Additionally, in the case of transforming $x^Ty$ into $(x^Ty)^2$, rather than actually projecting each of the points into the third dimension, we simply replace the former with the latter in this formulation of the quadratic program: $W(\alpha)=\sum_i \alpha_i - \frac{1}{2} \sum_i \alpha_i \alpha_j y_i y_j x_i^T x_j$.

Then, it is as if we had projected all of the data into this third dimension, but in reality, we never used the function $\Phi$.

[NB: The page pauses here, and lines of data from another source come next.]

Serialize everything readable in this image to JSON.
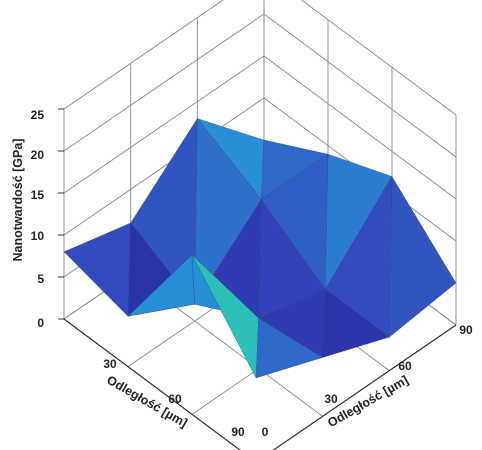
{
  "chart_data": {
    "type": "surface3d",
    "title": "",
    "zlabel": "Nanotwardość [GPa]",
    "xlabel": "Odległość [µm]",
    "ylabel": "Odległość [µm]",
    "zlim": [
      0,
      25
    ],
    "z_ticks": [
      "0",
      "5",
      "10",
      "15",
      "20",
      "25"
    ],
    "x_ticks": [
      "30",
      "60",
      "90"
    ],
    "y_ticks": [
      "0",
      "30",
      "60",
      "90"
    ],
    "grid": true,
    "x": [
      0,
      30,
      60,
      90
    ],
    "y": [
      0,
      30,
      60,
      90
    ],
    "z": [
      [
        5,
        9,
        12,
        5
      ],
      [
        13,
        9,
        4,
        4
      ],
      [
        6,
        2,
        6,
        7
      ],
      [
        8,
        6,
        19,
        10
      ]
    ],
    "colormap": [
      "#1a1f8f",
      "#3440b8",
      "#22b8e8",
      "#44d040",
      "#e2ec30"
    ]
  }
}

This (kind of) transformation into a higher dimensional space in order to separate the data is called a “Kernel Trick.”

Kernel Trick

The actual “Kernel” is the function $K(x_i,x_j)$ in the quadratic program:

$$W(\alpha)=\sum_i \alpha_i - \frac{1}{2} \sum_i \alpha_i \alpha_j y_i y_j K(x_i,x_j)$$

The Kernel takes the parameters $x_i$ and $x_j$ and returns some number.

  • The Kernel function is our representation of similarity between those two points.
  • It is also a mechanism by which we inject domain knowledge into the support vector machine learning algorithm.

There are several types of kernels, including:

  • Polynomial kernel: $K=(x^Ty+c)^P$
  • Radial basis kernel: $e^{\frac{{||x-y||}^2}{2 \sigma^2}}$
  • Sigmoid kernel: $tanh(\alpha x^Ty+\theta)$

Since the Kernels are just arbitrary functions that return a number, $x$ and $y$ do not need to be points in a continuous number space. They could be discrete values, strings, images, etc.

Mercer Condition

The Mercer Condition is a technical condition, but in essence it means that the Kernel function must act like a well-behaved distance function. This is the only real criterion a Kernel function, generally, must meet.